Knowing the different types of lung infections and how to spot them can help you decide when to see your doctor, says Kenneth Goldblatt, MD, (pictured left) and Chief of Pulmonary/Critical Care Medicine at University Medical Center of Princeton at Plainsboro (UMCPP).

Types and symptoms
Acute bronchitis is a common, and usually mild, infection caused by a virus or bacteria. An inflammation of the bronchi (or airways) in the lungs, bronchitis may last several days. Symptoms include cough, phlegm production and fever. Fatigue and shortness of breath may also occur.

Pneumonia, on the other hand, is caused by inflammation of the alveoli, the microscopic airsacs within the lungs. The symptoms are more severe and can include fever, chills, chest tightness, cough and shortness of breath. Pneumonia can also be caused by viruses or bacteria.
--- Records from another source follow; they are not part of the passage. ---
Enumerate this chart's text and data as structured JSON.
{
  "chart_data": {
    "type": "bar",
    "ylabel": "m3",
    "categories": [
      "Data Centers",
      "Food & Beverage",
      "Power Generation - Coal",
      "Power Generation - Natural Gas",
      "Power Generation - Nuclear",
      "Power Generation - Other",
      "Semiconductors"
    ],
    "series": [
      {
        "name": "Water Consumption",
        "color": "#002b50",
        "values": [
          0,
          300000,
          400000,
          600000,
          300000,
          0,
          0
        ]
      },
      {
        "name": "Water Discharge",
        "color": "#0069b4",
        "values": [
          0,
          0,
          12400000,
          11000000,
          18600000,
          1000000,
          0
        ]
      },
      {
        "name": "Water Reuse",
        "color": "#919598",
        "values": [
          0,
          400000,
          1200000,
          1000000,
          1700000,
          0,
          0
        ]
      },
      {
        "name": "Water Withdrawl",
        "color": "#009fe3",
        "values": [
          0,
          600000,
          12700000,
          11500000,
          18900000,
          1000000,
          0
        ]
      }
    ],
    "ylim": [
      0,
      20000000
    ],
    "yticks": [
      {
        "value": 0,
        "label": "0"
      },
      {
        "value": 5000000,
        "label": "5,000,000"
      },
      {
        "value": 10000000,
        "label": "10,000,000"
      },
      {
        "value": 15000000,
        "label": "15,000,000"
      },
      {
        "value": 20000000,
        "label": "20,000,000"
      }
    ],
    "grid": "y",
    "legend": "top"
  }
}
When should you seek treatment?
“Patients who are otherwise well and have a low-grade fever and a cough producing yellow phlegm do not need to see a doctor unless the symptoms last for more than
14 days,” says Dr. Goldblatt, who is board certified in internal medicine and pulmonary disease. “However, patients with an underlying lung condition, such as COPD or asthma, should see a doctor immediately, as any lung infection can affect these other conditions and become more serious.”

Most lung infections can be treated through a visit with your primary physician. But if you experience a very high fever (above 101 degrees), long bouts of coughing (lasting more than a few minutes), are unable to think or speak clearly, or unable to catch your breath, you should visit the ER for emergency treatment.